Near home, we must note too, the recent kite flown by Brazil in the context of the current North Atlantic economic crisis. As is now well recognized, the dynamic expansion of the Chinese economy has provided a vent for expansion of investment from that country, and exports to that country from nations in Latin America like Brazil and Argentina, and in Africa like Nigeria and Angola. But the persistent sophistication of Brazilian economic policy, begun by President Fernando Henrique Cardoso, and subsequently pursued by the ‘populist‘ President Lula, has created a situation where that country was ready for the challenge of foreign (beyond the United States) demand, particularly in the sphere of agricultural products, and simultaneously, for the receipt of extensive investment not only from the traditional North Atlantic economies, but in particular from China. And in the current context then, the dramatic advance of the Brazilian economy has created a certain self-confidence and inclination of assertion of the possibility for a wider Brazilian contribution to global policy-making in the economic and geopolitical spheres.
It is then, from that perspective that the Brazilian Finance Minister, in the midst of the current crisis, has suggested that leading emerging economies should meet, in the context of the G20’s search for solutions to the current economic predicaments, to discuss “joint action to help the crisis-hit Eurozone.”
His appeal was made particularly to India, whose own economic growth over the last three decades, has surprised the North Atlantic powers itself. That growth has come as a result not of an external impulse, but the domestically driven policies of, most lately, Prime Minister Manmohan Singh, a respected economist previously well known in UNCTAD circles. The Indian response to the Brazilian initiative has been somewhat cautious, India probably preferring to play within the frame of the current IMF discussions, seen as being capable of influence in the weakened situation of the West. In terms of India’s perception of global geopolitics, the leaders of that country will probably take the view, too, that it is the persistent, quiet pursuit of country-to-country diplomacy that led to its recognition by President George Bush’s administration, of what is, in effect, its status as a nuclear power.
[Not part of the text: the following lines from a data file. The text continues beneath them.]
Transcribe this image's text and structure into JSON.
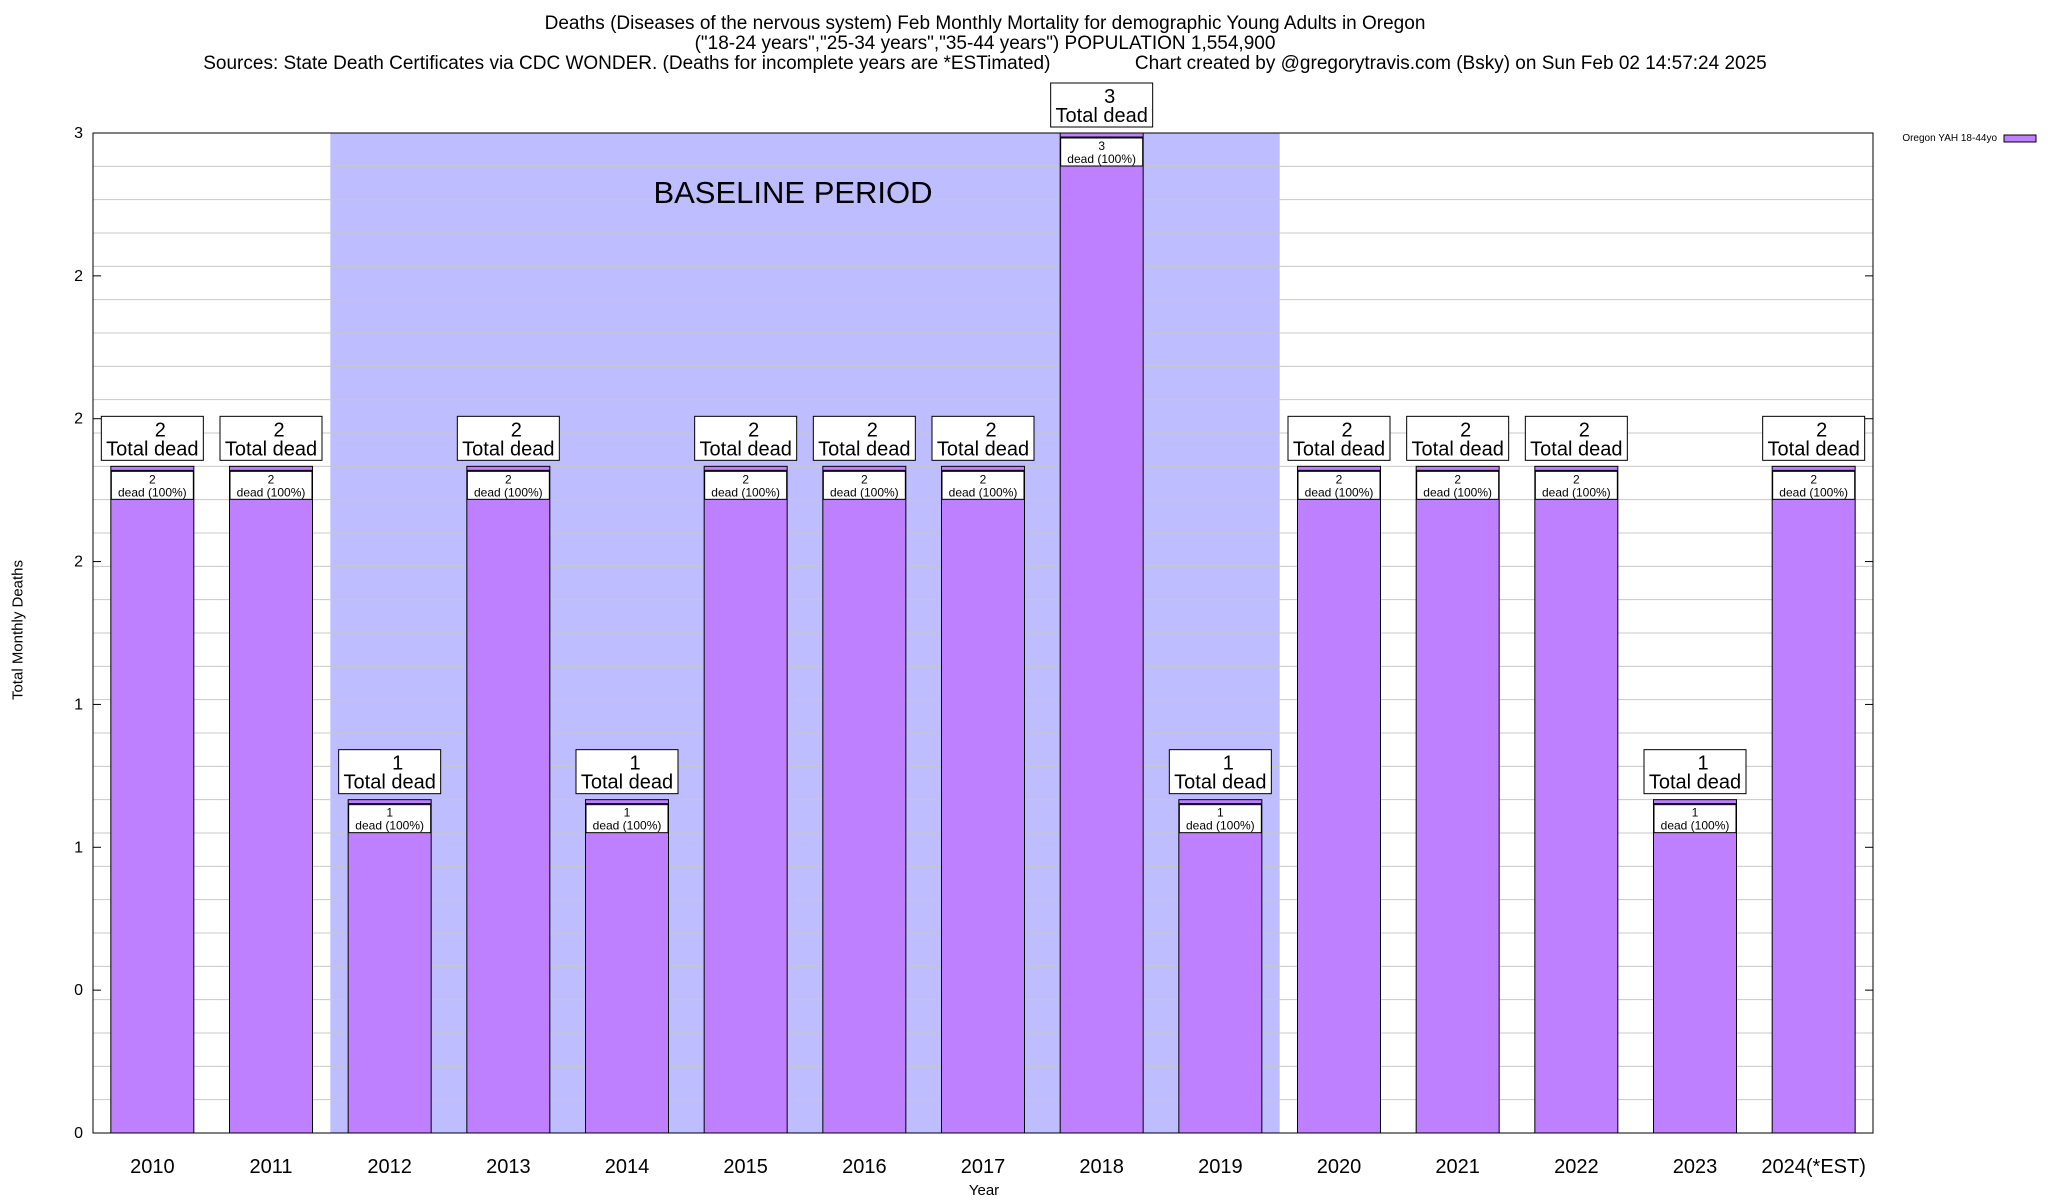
{
  "header": {
    "title": "Deaths (Diseases of the nervous system) Feb Monthly Mortality for demographic Young Adults in Oregon",
    "subtitle": "(\"18-24 years\",\"25-34 years\",\"35-44 years\") POPULATION 1,554,900",
    "sources": "Sources: State Death Certificates via CDC WONDER. (Deaths for incomplete years are *ESTimated)                Chart created by @gregorytravis.com (Bsky) on Sun Feb 02 14:57:24 2025"
  },
  "chart_data": {
    "type": "bar",
    "title": "Deaths (Diseases of the nervous system) Feb Monthly Mortality for demographic Young Adults in Oregon",
    "xlabel": "Year",
    "ylabel": "Total Monthly Deaths",
    "categories": [
      "2010",
      "2011",
      "2012",
      "2013",
      "2014",
      "2015",
      "2016",
      "2017",
      "2018",
      "2019",
      "2020",
      "2021",
      "2022",
      "2023",
      "2024(*EST)"
    ],
    "series": [
      {
        "name": "Oregon YAH 18-44yo",
        "color": "#bf80ff",
        "values": [
          2,
          2,
          1,
          2,
          1,
          2,
          2,
          2,
          3,
          1,
          2,
          2,
          2,
          1,
          2
        ]
      }
    ],
    "ylim": [
      0,
      3
    ],
    "ytick_labels": [
      "0",
      "0",
      "1",
      "1",
      "2",
      "2",
      "2",
      "3"
    ],
    "total_label_suffix": "Total dead",
    "inner_label_suffix": "dead (100%)",
    "baseline": {
      "label": "BASELINE PERIOD",
      "start": "2012",
      "end": "2019",
      "color": "#bdbdff"
    },
    "grid": true,
    "legend": "top-right"
  }
}
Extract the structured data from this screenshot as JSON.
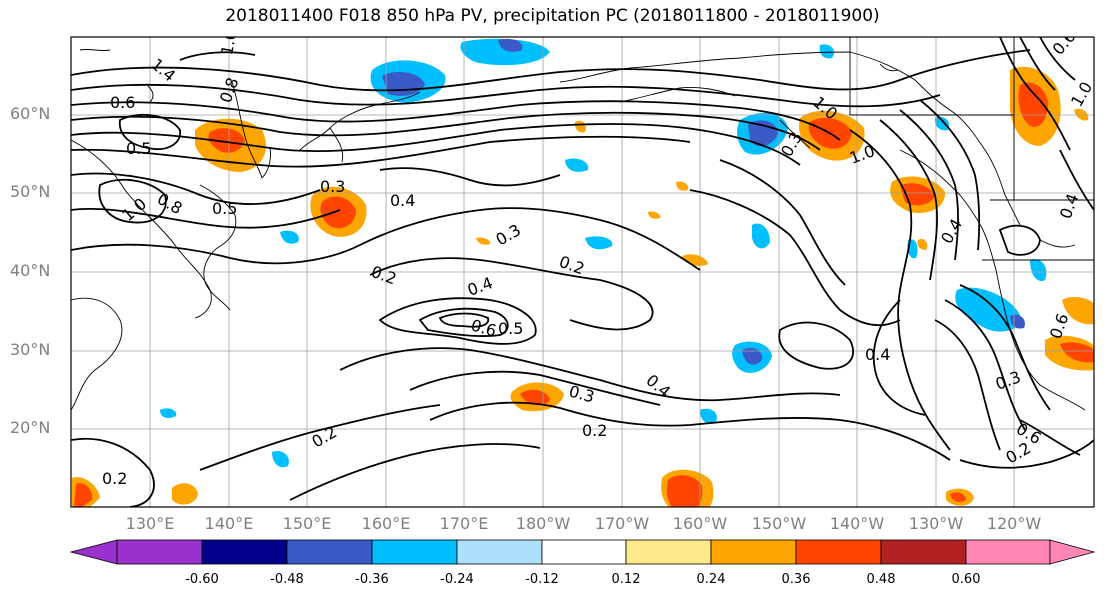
{
  "title": "2018011400 F018 850 hPa PV, precipitation PC (2018011800 - 2018011900)",
  "map": {
    "lat_labels": [
      "60°N",
      "50°N",
      "40°N",
      "30°N",
      "20°N"
    ],
    "lon_labels": [
      "130°E",
      "140°E",
      "150°E",
      "160°E",
      "170°E",
      "180°W",
      "170°W",
      "160°W",
      "150°W",
      "140°W",
      "130°W",
      "120°W"
    ],
    "contour_labels": [
      {
        "text": "1.4"
      },
      {
        "text": "1.0"
      },
      {
        "text": "0.8"
      },
      {
        "text": "0.6"
      },
      {
        "text": "0.5"
      },
      {
        "text": "0.8"
      },
      {
        "text": "1.0"
      },
      {
        "text": "0.5"
      },
      {
        "text": "0.3"
      },
      {
        "text": "0.4"
      },
      {
        "text": "0.3"
      },
      {
        "text": "0.2"
      },
      {
        "text": "0.2"
      },
      {
        "text": "0.4"
      },
      {
        "text": "0.6"
      },
      {
        "text": "0.5"
      },
      {
        "text": "0.4"
      },
      {
        "text": "0.3"
      },
      {
        "text": "0.2"
      },
      {
        "text": "0.2"
      },
      {
        "text": "0.2"
      },
      {
        "text": "1.0"
      },
      {
        "text": "1.0"
      },
      {
        "text": "0.3"
      },
      {
        "text": "0.4"
      },
      {
        "text": "0.4"
      },
      {
        "text": "0.6"
      },
      {
        "text": "0.3"
      },
      {
        "text": "0.6"
      },
      {
        "text": "0.2"
      },
      {
        "text": "0.6"
      },
      {
        "text": "0.4"
      },
      {
        "text": "1.0"
      }
    ]
  },
  "colorbar": {
    "colors": [
      "#9932CC",
      "#00008B",
      "#3A5BC7",
      "#00BFFF",
      "#ADE0FA",
      "#FFFFFF",
      "#FFE98A",
      "#FFA500",
      "#FF4500",
      "#B22222",
      "#FF85B3"
    ],
    "tick_labels": [
      "-0.60",
      "-0.48",
      "-0.36",
      "-0.24",
      "-0.12",
      "0.12",
      "0.24",
      "0.36",
      "0.48",
      "0.60"
    ]
  }
}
So the BRICS, and others, have become well aware of their power to open new spaces for global institutional change – new global rearrangements – for themselves not simply as emerging economies, but as emerging geopolitical actors. They recognize these rearrangements as occurring as economic constraints among the traditional powers, and persistent pushing continues, by powers like China in the spheres of geopolitics which, they now insist, concern themselves as much as they concern the North Atlantic powers. From that perspective, a widened diplomacy is the name of the game in the search of all major powers – old and new – for new global balances. And those traditionally accustomed to wielding the big stick now know that too.